The author thought this an error, wolves not being common in England at the time of the Conqueror.—Pope.
[33] "The temples," "broken columns," and "choirs," of the poet, suppose a much statelier architecture than belonged to the rude village churches of the Saxons. With the same exaggeration the hamlets which stood on the site of the New Forest are converted by Pope into "cities," and "towns."
[34] William did not confine his oppression to the weak and succumb to the strong. The statement that he was "awed by his nobles" is opposed to the contemporary testimony of the Saxon chronicle. "No man," says the writer, "durst do anything against his will; he had earls in his bonds who had done against his will, and at last he did not spare his own brother, Odo; him he set in prison." "His rich men moaned," says the chronicler again, "and the poor men murmured, but he was so hard that he recked not the hatred of them all."

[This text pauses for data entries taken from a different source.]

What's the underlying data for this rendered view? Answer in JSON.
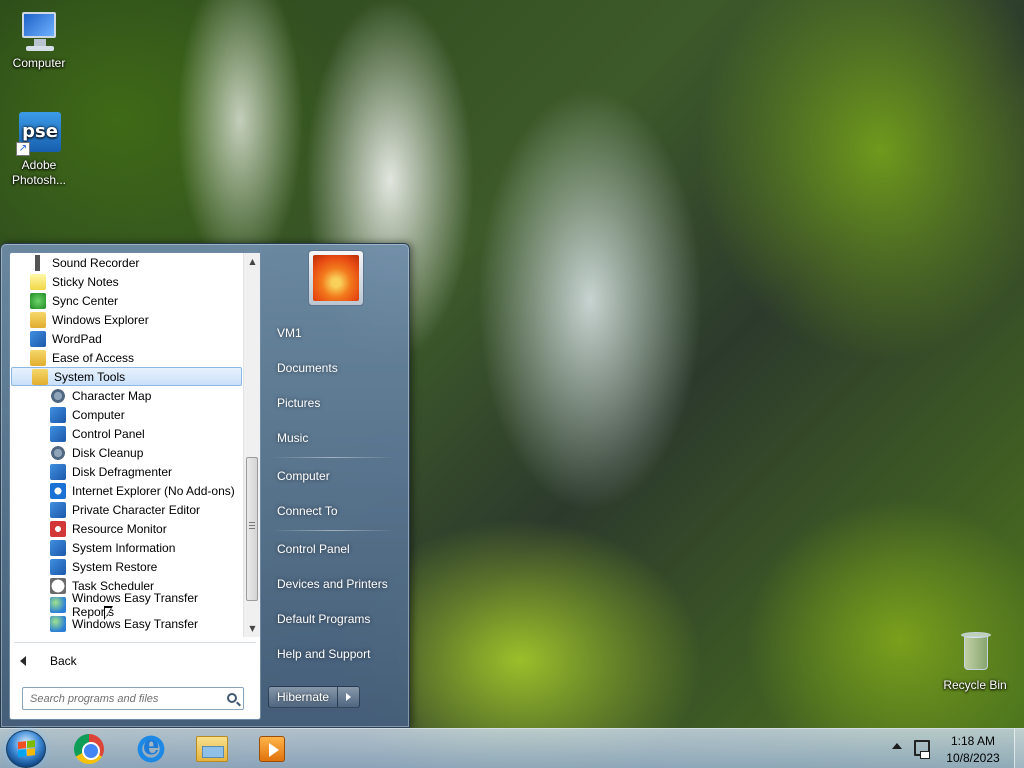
{
  "desktop": {
    "icons": [
      {
        "label": "Computer",
        "icon": "computer-icon"
      },
      {
        "label": "Adobe Photosh...",
        "icon": "photoshop-elements-icon",
        "badge": "pse"
      },
      {
        "label": "Recycle Bin",
        "icon": "recycle-bin-icon"
      }
    ]
  },
  "start_menu": {
    "programs": [
      {
        "label": "Sound Recorder",
        "icon": "microphone-icon",
        "indent": 0
      },
      {
        "label": "Sticky Notes",
        "icon": "sticky-notes-icon",
        "indent": 0
      },
      {
        "label": "Sync Center",
        "icon": "sync-center-icon",
        "indent": 0
      },
      {
        "label": "Windows Explorer",
        "icon": "windows-explorer-icon",
        "indent": 0
      },
      {
        "label": "WordPad",
        "icon": "wordpad-icon",
        "indent": 0
      },
      {
        "label": "Ease of Access",
        "icon": "folder-icon",
        "indent": 0
      },
      {
        "label": "System Tools",
        "icon": "folder-icon",
        "indent": 0,
        "selected": true
      },
      {
        "label": "Character Map",
        "icon": "character-map-icon",
        "indent": 1
      },
      {
        "label": "Computer",
        "icon": "computer-icon",
        "indent": 1
      },
      {
        "label": "Control Panel",
        "icon": "control-panel-icon",
        "indent": 1
      },
      {
        "label": "Disk Cleanup",
        "icon": "disk-cleanup-icon",
        "indent": 1
      },
      {
        "label": "Disk Defragmenter",
        "icon": "disk-defragmenter-icon",
        "indent": 1
      },
      {
        "label": "Internet Explorer (No Add-ons)",
        "icon": "internet-explorer-icon",
        "indent": 1
      },
      {
        "label": "Private Character Editor",
        "icon": "private-character-editor-icon",
        "indent": 1
      },
      {
        "label": "Resource Monitor",
        "icon": "resource-monitor-icon",
        "indent": 1
      },
      {
        "label": "System Information",
        "icon": "system-information-icon",
        "indent": 1
      },
      {
        "label": "System Restore",
        "icon": "system-restore-icon",
        "indent": 1
      },
      {
        "label": "Task Scheduler",
        "icon": "task-scheduler-icon",
        "indent": 1
      },
      {
        "label": "Windows Easy Transfer Reports",
        "icon": "easy-transfer-icon",
        "indent": 1
      },
      {
        "label": "Windows Easy Transfer",
        "icon": "easy-transfer-icon",
        "indent": 1
      }
    ],
    "back_label": "Back",
    "search_placeholder": "Search programs and files",
    "user_name": "VM1",
    "right_links": [
      {
        "label": "VM1",
        "group": 0
      },
      {
        "label": "Documents",
        "group": 0
      },
      {
        "label": "Pictures",
        "group": 0
      },
      {
        "label": "Music",
        "group": 0
      },
      {
        "label": "Computer",
        "group": 1
      },
      {
        "label": "Connect To",
        "group": 1
      },
      {
        "label": "Control Panel",
        "group": 2
      },
      {
        "label": "Devices and Printers",
        "group": 2
      },
      {
        "label": "Default Programs",
        "group": 2
      },
      {
        "label": "Help and Support",
        "group": 2
      }
    ],
    "shutdown_label": "Hibernate"
  },
  "taskbar": {
    "pinned": [
      {
        "icon": "chrome-icon"
      },
      {
        "icon": "internet-explorer-icon"
      },
      {
        "icon": "windows-explorer-icon"
      },
      {
        "icon": "media-player-icon"
      }
    ],
    "clock": {
      "time": "1:18 AM",
      "date": "10/8/2023"
    }
  },
  "colors": {
    "taskbar": "#b4c8dc",
    "start_menu": "#5d7b9a",
    "selected": "#c9e0f9"
  }
}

[35] The language is too strong. "When his power or interest was concerned," says Lingard, "William listened to no suggestions but those of ambition or avarice, but on other occasions he displayed a strong sense of religion, and a profound respect for its institutions." While resisting ecclesiastical usurpation, and depriving individuals who were disaffected or incompetent, of their preferment, he upheld the church and its dignitaries, and left both in a more exalted position than he found them.
[36] It is incorrect to say that William was denied a grave. As his body was about to be lowered into the vault in the church of St. Stephen, which he had founded at Caen, a person named Fitz-Arthur forbade the burial, on the plea that the land had been taken by violence from his father, but the prelates having paid him sixty shillings on the spot, and promised him further compensation, the ceremony was allowed to proceed.
[37] "An open space between woods," is Johnson's definition of "lawn," which is the meaning here, and at ver. 21 and 149. The term has since been appropriated to the dressed green-sward in gardens.
[38] Richard, second son of William the Conqueror.—Pope.